Série TV

C'est une forme de consécration. Tardive, sans doute, mais une consécration tout de même. Louant depuis des mois la qualité d'écriture et d'interprétation de "Grey's Anatomy", on ne pouvait que regretter sa diffusion à 18 h sur RTL-TVI et à 22 h 40 sur TF1. Des cases ingrates pour une série qui n'a cessé de démontrer ses qualités au fil de ses deux premières saisons (207 135 téléspectateurs de moyenne tout de même sur RTL-TVI)...

Malgré l'enthousiasme croissant des téléspectateurs, il aura fallu attendre jusqu'à cette semaine pour que les deux chaînes prennent soudainement conscience du "potentiel inexploité" et bouleversent leurs grilles afin de proposer les derniers épisodes de la saison 2 en prime time ! De quoi mettre les fans, français et belges, sur les dents car cette offre "exceptionnelle" s'ajoute aux épisodes habituels bien sûr...
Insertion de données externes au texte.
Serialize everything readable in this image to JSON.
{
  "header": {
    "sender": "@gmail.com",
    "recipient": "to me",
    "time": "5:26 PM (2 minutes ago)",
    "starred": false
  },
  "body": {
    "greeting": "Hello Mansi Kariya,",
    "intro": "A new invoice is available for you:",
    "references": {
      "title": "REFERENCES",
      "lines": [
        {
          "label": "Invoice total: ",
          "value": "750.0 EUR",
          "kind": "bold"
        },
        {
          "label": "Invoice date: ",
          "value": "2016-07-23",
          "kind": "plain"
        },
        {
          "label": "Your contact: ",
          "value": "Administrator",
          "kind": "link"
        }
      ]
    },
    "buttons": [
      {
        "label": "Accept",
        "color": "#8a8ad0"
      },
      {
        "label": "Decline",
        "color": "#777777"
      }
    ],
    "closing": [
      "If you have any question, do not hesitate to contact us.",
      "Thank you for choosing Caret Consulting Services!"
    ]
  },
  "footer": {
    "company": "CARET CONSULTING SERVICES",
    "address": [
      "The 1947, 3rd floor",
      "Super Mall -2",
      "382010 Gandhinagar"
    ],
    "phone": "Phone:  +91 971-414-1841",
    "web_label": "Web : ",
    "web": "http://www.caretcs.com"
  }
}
Trois épisodes lundi soir, trois autres mardi : la proposition de TF1, en particulier, pourrait ressembler à une "liquidation avant transformation", mais il n'en est rien. "Grey's Anatomy" ne s'est jamais si bien portée et pour sa troisième saison (en cours de diffusion aux Etats-Unis), elle continue même à marquer des points. Placée depuis le 21 septembre le jeudi soir face aux "Experts" (série n°1 aux Etats-Unis), elle a même réussi récemment à leur damer le pion, séduisant 25 millions de téléspectateurs et inscrivant ce nouveau record d'audience à son compteur...

Comme dans toutes les séries-phares du moment, la force de "Grey's Anatomy" repose sur une intrigue chorale portée par un casting tout à fait convaincant dont on aime à suivre les hésitations et déboires sentimentaux.

S'attachant au quotidien de ses cinq apprentis-chirurgiens, la créatrice Shonda Rhimes creuse ses intrigues en profondeur, offrant une complicité d'autant plus forte à ses fans.

Un univers très dense

Si le téléspectateur adore craquer sur le joli minois de Meredith Grey (Ellen Pompeo), promenant sa dégaine d'héroïne à la "Ally McBeal", le succès de la série est tout autant dû au charme de ses compagnons d'infortune. La généreuse Izzie Stevens (Katherine Heigl), l'irrésistible et lunaire Christina Yang (Sandra Oh), l'attendrissant meilleur-copain-de-tout-le-monde George O'Malley (T. R. Knight) et l'inclassable et complexe Alex Karev (Justin Chambers). Un quintette qui vibre, s'échauffe les sangs et parfois se déchire au contact d'un monde (médical) souvent dur.

Parmi les praticiens plus aguerris, domine Miranda Bailey (Chandra Wilson) surnommée "la nazie", l'énigmatique et charmeur Derek Sheperd (Patrick Dempsey), alias DrMamour, ou le carriériste mais très sentimental Preston Burke (Isaiah Washington). Chacun, à sa manière, insuffle la vie dans les couloirs de l'hôpital Grace de Seattle, reléguant les cas médicaux au rang d'intrigues secondaires.

Comme dans "Urgences", en somme ? Oui, mais l'"Urgences" du début, celui qui ne tirait pas sur la corde et proposait de vrais personnages forts avec vie privée à l'avenant. Car si "Urgences" a ouvert la voie, "Grey's Anatomy" joue avec doigté la carte de la comédie sociale, avec le succès que l'on sait (audiences en hausse et premier Golden Globe à la clé).